As can be seen from the description of sleep patterns at night, frequent awakenings may be the norm in the first year of life. Therefore, here it is worth talking about the number and reasons for awakenings and looking at the child’s age to understand whether it is necessary to wait it out or whether it is worth working on sleep. If the baby wakes up too often for his age, sleep becomes fragmented, its quality deteriorates, and the deep sleep phase is shortened.
Why is it important? Shallow sleep is responsible for brain development. Deep - for physical recovery, restoration of tissues, muscles and nervous system.
If a child sleeps short sleeps and does not sleep at night, this affects his health and development:
- mood worsens;
- activity decreases while awake;
- tremor of the limbs appears;
- muscles weaken;
- growth slows down;
- problems with nutrition appear.
Co-sleeping
Co-sleeping is a term that refers to parents and children sleeping in the same bed. Many experts frown upon the practice due to concerns about possible sexual harassment or infringement of personal autonomy. However, statistical studies do not reliably confirm these concerns.

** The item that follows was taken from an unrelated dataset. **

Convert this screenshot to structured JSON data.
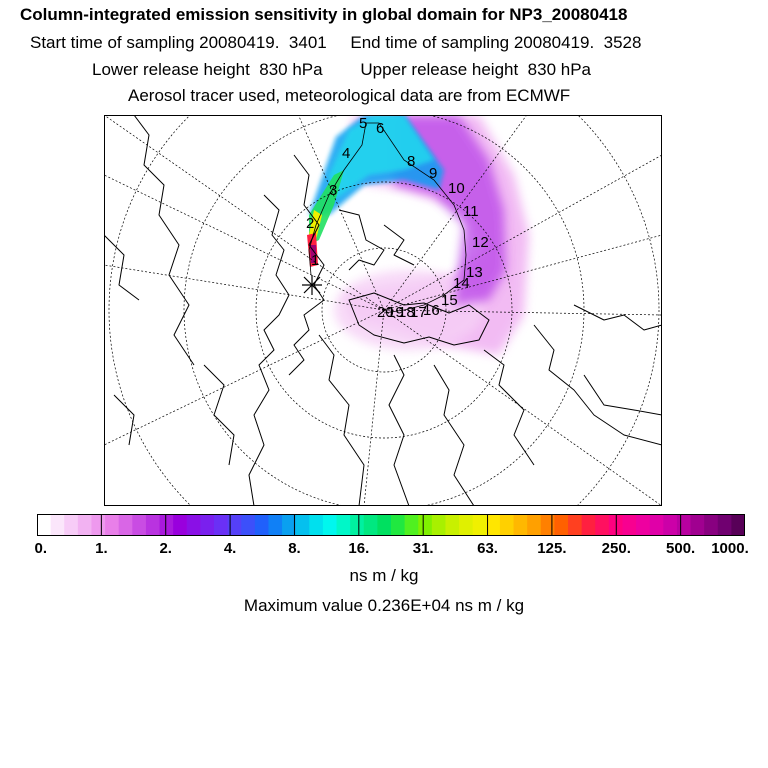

Co-sleeping is especially popular in a number of cultures and is believed to promote a sense of security and love in a child. Regardless of the above, it can be argued that the frequency of co-sleeping is much higher, since parents may simply not talk about it or even hide it for fear that the doctor will frown upon it. According to various sources, 33-55% of preschoolers and 10-23% of schoolchildren sleep in the same bed with one of their parents. One cannot ignore the possibility of dramatic consequences not related to sleep disturbances themselves. Recently, a special commission in the United States published a report that over 8 years described 515 deaths of children sharing beds with adults. Approximately every fourth death was caused by mechanical compression of a child by an adult. Three quarters of the cases were caused by mechanical problems with the bed or mattress, which led to strangulation and suffocation of the child.